'Dadchelor' Parties Give Fathers-to-Be the Pregnancy Attention They Deserve

LOL 11

pregnant belly kiss Pregnancy is basically the last time in a woman's life when everything is all about her. It's like the minute people see a protruding baby bump, they immediately rush to fawn all over the mom-to-be by pampering her, opening doors, telling her to relax and put her feet up -- and of course there's the whole baby shower thing.

I never really thought about it too much during my own pregnancy, but it's pretty easy to see where dads-to-be can wind up feeling a bit left out, like they really aren't part of the equation at all. And that's why I'm totally in favor of the growing trend of men having "Dadchelor parties" as a final send-off into parenthood from their buddies.

Yes, "Dadchelor" parties, as in bachelor parties for men who are about to embark on the journey of parenting and say goodbye to nights out with the boys forever. (Or at least until the kid is out of diapers.)

Ok, so what exactly happens at these popular male-bonding sessions? Well, it depends on the dude in question, I guess. Tori Spelling's husband, Dean McDermott, was thrown one of these shin-digs, and he and his friends went to a clay shooting range for some good old fashioned testosterone-filled fun. Of course, they also wound up making flower arrangements to take home to their families, so it's not like the entire day was centered around masculinity.

And while these Dadchelor parties seem to be gaining more stamina now that the Hollywood types have hopped on board, they've actually been around for a while. Last year, The Huffington Post did a piece on the phenomenon, and detailed a party of one dad-to-be whose send-off into fatherhood included a pub crawl around the city. And the dad who planned the booze fest summed up the reasoning for having the party perfectly: "Let's have one more night where responsible decisions don’t matter."
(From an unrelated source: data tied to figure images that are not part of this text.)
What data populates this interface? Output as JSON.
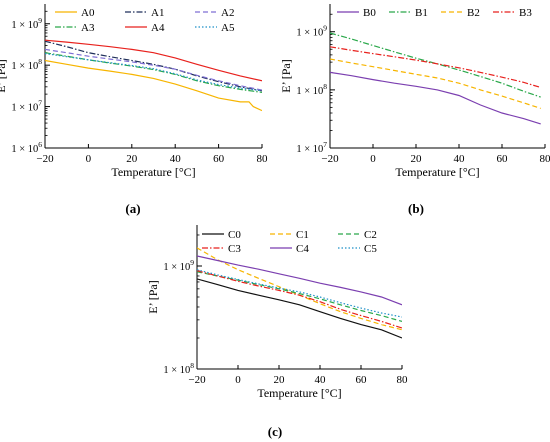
{
  "figure": {
    "panels": [
      {
        "label": "(a)"
      },
      {
        "label": "(b)"
      },
      {
        "label": "(c)"
      }
    ]
  },
  "chart_data": [
    {
      "type": "line",
      "panel": "(a)",
      "xlabel": "Temperature [°C]",
      "ylabel": "E’ [Pa]",
      "log_y": true,
      "xlim": [
        -20,
        80
      ],
      "ylim": [
        1000000,
        3000000000
      ],
      "x_ticks": [
        -20,
        0,
        20,
        40,
        60,
        80
      ],
      "y_ticks": [
        {
          "value": 1000000,
          "label": "1 × 10",
          "exp": "6"
        },
        {
          "value": 10000000,
          "label": "1 × 10",
          "exp": "7"
        },
        {
          "value": 100000000,
          "label": "1 × 10",
          "exp": "8"
        },
        {
          "value": 1000000000,
          "label": "1 × 10",
          "exp": "9"
        }
      ],
      "grid": false,
      "legend_position": "top",
      "series": [
        {
          "name": "A0",
          "color": "#f7b500",
          "dash": "solid",
          "x": [
            -20,
            -10,
            0,
            10,
            20,
            30,
            40,
            50,
            60,
            70,
            74,
            76,
            80
          ],
          "y": [
            130000000,
            105000000,
            85000000,
            72000000,
            60000000,
            48000000,
            35000000,
            24000000,
            16000000,
            13000000,
            13000000,
            10000000,
            8000000
          ]
        },
        {
          "name": "A1",
          "color": "#1f2f5a",
          "dash": "dashdot",
          "x": [
            -20,
            -10,
            0,
            10,
            20,
            30,
            40,
            50,
            60,
            70,
            80
          ],
          "y": [
            380000000,
            280000000,
            200000000,
            160000000,
            130000000,
            105000000,
            80000000,
            55000000,
            40000000,
            30000000,
            24000000
          ]
        },
        {
          "name": "A2",
          "color": "#7f6fd4",
          "dash": "dashed",
          "x": [
            -20,
            -10,
            0,
            10,
            20,
            30,
            40,
            50,
            60,
            70,
            80
          ],
          "y": [
            240000000,
            200000000,
            165000000,
            140000000,
            120000000,
            100000000,
            80000000,
            57000000,
            42000000,
            32000000,
            25000000
          ]
        },
        {
          "name": "A3",
          "color": "#2aa84a",
          "dash": "dashdot",
          "x": [
            -20,
            -10,
            0,
            10,
            20,
            30,
            40,
            50,
            60,
            70,
            80
          ],
          "y": [
            200000000,
            165000000,
            135000000,
            112000000,
            95000000,
            78000000,
            60000000,
            42000000,
            32000000,
            26000000,
            22000000
          ]
        },
        {
          "name": "A4",
          "color": "#e8211d",
          "dash": "solid",
          "x": [
            -20,
            -10,
            0,
            10,
            20,
            30,
            40,
            50,
            60,
            70,
            80
          ],
          "y": [
            400000000,
            360000000,
            320000000,
            280000000,
            240000000,
            200000000,
            150000000,
            105000000,
            75000000,
            55000000,
            42000000
          ]
        },
        {
          "name": "A5",
          "color": "#1e90c8",
          "dash": "dotted",
          "x": [
            -20,
            -10,
            0,
            10,
            20,
            30,
            40,
            50,
            60,
            70,
            80
          ],
          "y": [
            190000000,
            160000000,
            135000000,
            115000000,
            98000000,
            82000000,
            62000000,
            44000000,
            34000000,
            28000000,
            24000000
          ]
        }
      ]
    },
    {
      "type": "line",
      "panel": "(b)",
      "xlabel": "Temperature [°C]",
      "ylabel": "E’ [Pa]",
      "log_y": true,
      "xlim": [
        -20,
        80
      ],
      "ylim": [
        10000000,
        3000000000
      ],
      "x_ticks": [
        -20,
        0,
        20,
        40,
        60,
        80
      ],
      "y_ticks": [
        {
          "value": 10000000,
          "label": "1 × 10",
          "exp": "7"
        },
        {
          "value": 100000000,
          "label": "1 × 10",
          "exp": "8"
        },
        {
          "value": 1000000000,
          "label": "1 × 10",
          "exp": "9"
        }
      ],
      "grid": false,
      "legend_position": "top",
      "series": [
        {
          "name": "B0",
          "color": "#7b3fb0",
          "dash": "solid",
          "x": [
            -20,
            -10,
            0,
            10,
            20,
            30,
            40,
            50,
            60,
            70,
            78
          ],
          "y": [
            200000000,
            175000000,
            150000000,
            130000000,
            115000000,
            100000000,
            80000000,
            55000000,
            40000000,
            32000000,
            26000000
          ]
        },
        {
          "name": "B1",
          "color": "#2aa84a",
          "dash": "dashdot",
          "x": [
            -20,
            -10,
            0,
            10,
            20,
            30,
            40,
            50,
            60,
            70,
            78
          ],
          "y": [
            950000000,
            750000000,
            580000000,
            450000000,
            350000000,
            280000000,
            220000000,
            170000000,
            130000000,
            95000000,
            75000000
          ]
        },
        {
          "name": "B2",
          "color": "#f7b500",
          "dash": "dashed",
          "x": [
            -20,
            -10,
            0,
            10,
            20,
            30,
            40,
            50,
            60,
            70,
            78
          ],
          "y": [
            340000000,
            290000000,
            250000000,
            215000000,
            185000000,
            160000000,
            130000000,
            100000000,
            78000000,
            60000000,
            48000000
          ]
        },
        {
          "name": "B3",
          "color": "#e8211d",
          "dash": "dashdot",
          "x": [
            -20,
            -10,
            0,
            10,
            20,
            30,
            40,
            50,
            60,
            70,
            78
          ],
          "y": [
            550000000,
            480000000,
            420000000,
            370000000,
            325000000,
            280000000,
            240000000,
            200000000,
            165000000,
            135000000,
            110000000
          ]
        }
      ]
    },
    {
      "type": "line",
      "panel": "(c)",
      "xlabel": "Temperature [°C]",
      "ylabel": "E’ [Pa]",
      "log_y": true,
      "xlim": [
        -20,
        80
      ],
      "ylim": [
        100000000,
        2500000000
      ],
      "x_ticks": [
        -20,
        0,
        20,
        40,
        60,
        80
      ],
      "y_ticks": [
        {
          "value": 100000000,
          "label": "1 × 10",
          "exp": "8"
        },
        {
          "value": 1000000000,
          "label": "1 × 10",
          "exp": "9"
        }
      ],
      "grid": false,
      "legend_position": "top",
      "series": [
        {
          "name": "C0",
          "color": "#111111",
          "dash": "solid",
          "x": [
            -20,
            -10,
            0,
            10,
            20,
            30,
            40,
            50,
            60,
            70,
            80
          ],
          "y": [
            750000000,
            660000000,
            580000000,
            520000000,
            470000000,
            420000000,
            360000000,
            310000000,
            270000000,
            240000000,
            200000000
          ]
        },
        {
          "name": "C1",
          "color": "#f7b500",
          "dash": "dashed",
          "x": [
            -20,
            -10,
            0,
            10,
            20,
            30,
            40,
            50,
            60,
            70,
            80
          ],
          "y": [
            1500000000,
            1150000000,
            920000000,
            760000000,
            630000000,
            520000000,
            430000000,
            360000000,
            310000000,
            270000000,
            240000000
          ]
        },
        {
          "name": "C2",
          "color": "#2aa84a",
          "dash": "dashed",
          "x": [
            -20,
            -10,
            0,
            10,
            20,
            30,
            40,
            50,
            60,
            70,
            80
          ],
          "y": [
            880000000,
            800000000,
            730000000,
            660000000,
            600000000,
            540000000,
            480000000,
            420000000,
            370000000,
            330000000,
            290000000
          ]
        },
        {
          "name": "C3",
          "color": "#e8211d",
          "dash": "dashdot",
          "x": [
            -20,
            -10,
            0,
            10,
            20,
            30,
            40,
            50,
            60,
            70,
            80
          ],
          "y": [
            900000000,
            800000000,
            710000000,
            640000000,
            580000000,
            520000000,
            450000000,
            380000000,
            330000000,
            290000000,
            250000000
          ]
        },
        {
          "name": "C4",
          "color": "#7b3fb0",
          "dash": "solid",
          "x": [
            -20,
            -10,
            0,
            10,
            20,
            30,
            40,
            50,
            60,
            70,
            80
          ],
          "y": [
            1250000000,
            1130000000,
            1020000000,
            930000000,
            840000000,
            760000000,
            680000000,
            620000000,
            560000000,
            500000000,
            420000000
          ]
        },
        {
          "name": "C5",
          "color": "#1e90c8",
          "dash": "dotted",
          "x": [
            -20,
            -10,
            0,
            10,
            20,
            30,
            40,
            50,
            60,
            70,
            80
          ],
          "y": [
            920000000,
            820000000,
            740000000,
            670000000,
            610000000,
            560000000,
            500000000,
            440000000,
            390000000,
            350000000,
            320000000
          ]
        }
      ]
    }
  ]
}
I guess that makes sense, as long as whatever "irresponsible decisions" are made are at least made within the realm of what is considered socially acceptable for married men. ('Nuff said.)

If these Dadchelor parties had existed back when I was expecting my son, I would've been all for my husband having one and enjoying one last hurrah. Why shouldn't dads get to enjoy just as much fuss and attention as the moms? Isn't it better for them to get the party bug out of their system before the baby arrives as opposed to stumbling home drunk at three o'clock in the morning and being scolded for being out having fun while their wife has been up for hours trying to comfort a screaming baby?

What do you think -- does your man deserve a Dadchelor party? (And do you trust him to behave if he has one?)